While stating that "security forces continued to commit extrajudicial killings" under Wahid, it was abuses under the previous government of B.J. Habibie that came under the report's sharpest criticism.

"Elements of the security forces and prointegration militias, armed and largely supported by the military, were responsible for numerous extrajudicial killings in East Timor in the early months of the year," the report said.

Human rights violations in East Timor against pro-independence supporters included "summary executions, massacres, massive deportation, attacks on women and children, houses and buildings besieged and destroyed ... and an attack on the only functioning medical clinic in Dili," the capital.

In Aceh, where pro-independece forces are also at work, "military forces and national police committed numerous extrajudicial killings and used excessive force to quell separatist movements," the report said.

Security forces "also were responsible for numerous instances of indiscriminate shooting of civilians, torture, rape, beatings and other abuse, and arbitrary detention" in various regions of the country.

The report did point out that at least one military officer had received a jail sentence for human rights abuses, and that a government-appointed National Human Rights Commission was active in examining other violations.

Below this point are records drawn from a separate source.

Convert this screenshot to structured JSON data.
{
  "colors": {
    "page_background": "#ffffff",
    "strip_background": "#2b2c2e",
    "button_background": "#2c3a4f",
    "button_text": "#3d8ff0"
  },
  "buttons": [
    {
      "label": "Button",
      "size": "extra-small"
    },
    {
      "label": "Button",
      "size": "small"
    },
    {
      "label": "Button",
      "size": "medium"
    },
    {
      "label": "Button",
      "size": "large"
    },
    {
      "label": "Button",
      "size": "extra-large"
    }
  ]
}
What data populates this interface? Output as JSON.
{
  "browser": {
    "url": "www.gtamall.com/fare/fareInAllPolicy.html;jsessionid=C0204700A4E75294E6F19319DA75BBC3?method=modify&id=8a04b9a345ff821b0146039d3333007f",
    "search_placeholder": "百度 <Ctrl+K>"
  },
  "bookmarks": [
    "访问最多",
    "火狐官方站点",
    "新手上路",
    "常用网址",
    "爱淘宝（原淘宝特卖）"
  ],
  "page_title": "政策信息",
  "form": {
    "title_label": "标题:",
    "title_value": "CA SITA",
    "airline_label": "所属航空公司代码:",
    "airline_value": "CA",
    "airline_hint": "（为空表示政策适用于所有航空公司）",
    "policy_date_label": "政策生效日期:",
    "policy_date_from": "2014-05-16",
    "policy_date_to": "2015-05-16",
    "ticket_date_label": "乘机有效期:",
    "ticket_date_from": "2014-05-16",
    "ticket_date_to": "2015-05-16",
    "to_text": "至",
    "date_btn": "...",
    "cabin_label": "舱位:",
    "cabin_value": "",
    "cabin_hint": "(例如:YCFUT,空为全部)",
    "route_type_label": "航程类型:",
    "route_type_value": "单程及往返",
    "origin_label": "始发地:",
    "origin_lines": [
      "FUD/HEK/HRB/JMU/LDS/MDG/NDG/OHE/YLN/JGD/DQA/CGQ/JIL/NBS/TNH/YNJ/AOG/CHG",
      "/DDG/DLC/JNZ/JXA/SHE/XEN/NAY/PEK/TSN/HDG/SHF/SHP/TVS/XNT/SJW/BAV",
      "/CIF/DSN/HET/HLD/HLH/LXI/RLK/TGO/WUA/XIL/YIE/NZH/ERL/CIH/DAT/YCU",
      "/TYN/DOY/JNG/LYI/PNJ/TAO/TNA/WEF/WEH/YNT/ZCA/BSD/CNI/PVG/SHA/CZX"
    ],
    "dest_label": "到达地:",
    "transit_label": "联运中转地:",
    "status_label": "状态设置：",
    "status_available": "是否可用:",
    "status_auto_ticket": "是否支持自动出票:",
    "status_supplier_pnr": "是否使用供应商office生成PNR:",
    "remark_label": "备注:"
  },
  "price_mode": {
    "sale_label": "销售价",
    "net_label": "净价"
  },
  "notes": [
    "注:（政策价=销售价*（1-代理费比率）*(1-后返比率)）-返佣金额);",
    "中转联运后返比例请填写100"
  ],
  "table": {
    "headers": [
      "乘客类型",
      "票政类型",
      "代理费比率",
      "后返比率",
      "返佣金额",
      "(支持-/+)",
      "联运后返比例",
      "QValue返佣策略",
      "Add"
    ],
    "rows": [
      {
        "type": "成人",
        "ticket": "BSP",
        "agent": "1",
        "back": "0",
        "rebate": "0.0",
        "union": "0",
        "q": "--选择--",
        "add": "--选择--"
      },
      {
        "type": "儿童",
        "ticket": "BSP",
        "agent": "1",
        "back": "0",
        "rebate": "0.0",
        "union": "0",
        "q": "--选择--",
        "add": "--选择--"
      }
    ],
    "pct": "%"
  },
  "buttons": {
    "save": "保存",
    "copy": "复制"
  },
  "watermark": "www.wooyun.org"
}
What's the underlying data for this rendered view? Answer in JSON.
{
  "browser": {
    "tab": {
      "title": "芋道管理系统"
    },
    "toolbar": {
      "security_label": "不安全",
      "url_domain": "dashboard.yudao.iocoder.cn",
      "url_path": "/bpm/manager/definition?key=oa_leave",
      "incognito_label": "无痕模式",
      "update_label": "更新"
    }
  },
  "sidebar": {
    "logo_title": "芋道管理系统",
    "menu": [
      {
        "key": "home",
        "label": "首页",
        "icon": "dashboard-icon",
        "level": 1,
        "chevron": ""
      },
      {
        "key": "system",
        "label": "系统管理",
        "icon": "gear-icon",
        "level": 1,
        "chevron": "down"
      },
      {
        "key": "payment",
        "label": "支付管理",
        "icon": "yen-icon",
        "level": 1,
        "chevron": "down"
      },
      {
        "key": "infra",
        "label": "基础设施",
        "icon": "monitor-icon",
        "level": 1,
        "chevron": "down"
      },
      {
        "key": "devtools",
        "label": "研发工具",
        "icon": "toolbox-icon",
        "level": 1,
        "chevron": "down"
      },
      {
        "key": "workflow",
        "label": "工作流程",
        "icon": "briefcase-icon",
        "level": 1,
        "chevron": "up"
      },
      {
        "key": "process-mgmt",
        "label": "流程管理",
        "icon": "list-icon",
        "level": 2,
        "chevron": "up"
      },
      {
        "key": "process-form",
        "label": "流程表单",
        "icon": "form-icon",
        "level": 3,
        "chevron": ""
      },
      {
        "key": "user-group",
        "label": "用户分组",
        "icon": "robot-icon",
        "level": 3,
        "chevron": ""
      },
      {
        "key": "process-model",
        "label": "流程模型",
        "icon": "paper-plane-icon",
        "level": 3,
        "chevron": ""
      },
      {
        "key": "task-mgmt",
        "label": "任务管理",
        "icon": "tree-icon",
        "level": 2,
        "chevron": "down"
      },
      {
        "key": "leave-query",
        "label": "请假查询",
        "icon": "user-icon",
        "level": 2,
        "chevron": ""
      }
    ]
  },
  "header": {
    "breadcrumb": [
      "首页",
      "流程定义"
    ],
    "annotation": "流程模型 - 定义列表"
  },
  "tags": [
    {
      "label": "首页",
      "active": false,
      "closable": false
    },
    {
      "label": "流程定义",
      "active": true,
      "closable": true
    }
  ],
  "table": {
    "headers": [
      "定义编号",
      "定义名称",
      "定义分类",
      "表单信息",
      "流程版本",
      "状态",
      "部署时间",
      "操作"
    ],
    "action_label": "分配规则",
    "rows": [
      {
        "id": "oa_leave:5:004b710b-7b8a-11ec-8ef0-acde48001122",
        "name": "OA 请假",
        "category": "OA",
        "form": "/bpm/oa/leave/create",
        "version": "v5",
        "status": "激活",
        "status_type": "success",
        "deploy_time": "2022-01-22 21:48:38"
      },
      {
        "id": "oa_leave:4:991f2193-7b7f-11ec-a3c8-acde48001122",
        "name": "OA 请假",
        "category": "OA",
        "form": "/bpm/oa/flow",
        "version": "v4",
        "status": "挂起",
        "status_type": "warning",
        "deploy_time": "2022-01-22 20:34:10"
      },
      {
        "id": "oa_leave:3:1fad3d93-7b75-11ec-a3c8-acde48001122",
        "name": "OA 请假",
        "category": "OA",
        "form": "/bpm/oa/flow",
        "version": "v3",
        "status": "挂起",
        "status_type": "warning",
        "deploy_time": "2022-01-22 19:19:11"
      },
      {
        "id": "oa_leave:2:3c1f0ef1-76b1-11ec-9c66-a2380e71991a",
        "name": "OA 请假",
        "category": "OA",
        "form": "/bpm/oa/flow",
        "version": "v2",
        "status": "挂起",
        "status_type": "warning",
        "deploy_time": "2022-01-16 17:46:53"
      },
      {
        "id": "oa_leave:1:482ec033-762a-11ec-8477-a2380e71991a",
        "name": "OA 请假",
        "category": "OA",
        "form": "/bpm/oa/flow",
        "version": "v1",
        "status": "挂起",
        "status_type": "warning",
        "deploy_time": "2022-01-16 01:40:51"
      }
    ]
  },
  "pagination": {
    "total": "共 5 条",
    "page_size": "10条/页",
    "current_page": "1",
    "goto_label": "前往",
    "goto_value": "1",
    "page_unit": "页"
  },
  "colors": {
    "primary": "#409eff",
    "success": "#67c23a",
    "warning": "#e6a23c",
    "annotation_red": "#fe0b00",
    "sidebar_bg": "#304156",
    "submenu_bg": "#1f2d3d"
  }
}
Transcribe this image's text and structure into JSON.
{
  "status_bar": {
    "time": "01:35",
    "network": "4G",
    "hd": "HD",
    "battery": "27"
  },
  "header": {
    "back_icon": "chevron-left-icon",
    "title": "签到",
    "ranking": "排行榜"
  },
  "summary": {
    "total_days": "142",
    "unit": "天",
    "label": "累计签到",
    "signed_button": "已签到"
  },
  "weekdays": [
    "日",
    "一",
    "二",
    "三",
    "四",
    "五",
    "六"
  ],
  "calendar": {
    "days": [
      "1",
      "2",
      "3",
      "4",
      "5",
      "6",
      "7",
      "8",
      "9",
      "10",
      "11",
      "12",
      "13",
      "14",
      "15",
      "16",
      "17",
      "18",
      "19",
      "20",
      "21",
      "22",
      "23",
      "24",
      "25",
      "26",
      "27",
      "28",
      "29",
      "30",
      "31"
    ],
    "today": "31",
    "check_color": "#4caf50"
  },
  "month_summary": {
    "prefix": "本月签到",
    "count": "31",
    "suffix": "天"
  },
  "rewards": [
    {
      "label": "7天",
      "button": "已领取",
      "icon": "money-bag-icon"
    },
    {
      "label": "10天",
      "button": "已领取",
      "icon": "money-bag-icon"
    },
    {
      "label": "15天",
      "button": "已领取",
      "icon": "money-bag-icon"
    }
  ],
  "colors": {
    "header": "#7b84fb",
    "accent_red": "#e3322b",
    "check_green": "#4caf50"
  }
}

Although the government has ratified the International Labor Organization convention, the report said, enforcement of labor standards was weak. "Forced and bonded child labor remained a problem," the report said, citing cases of several thousand children forced to work on fishing platforms where they were held as virtual prisoners, living in isolation and working 12 to 20 hours a day in often dangerous conditions.

Indonesia was also "a source, transit point, and destination for trafficked women and children for the purpose of prostitution and sometimes for forced labor," the document stated. While the constitution protects freedom of expression and requires judicial warrants for searches – except in cases of suspected subversion, economic crimes and corruption – the report noted that government security officials monitored the movements and activities of former Communist party members.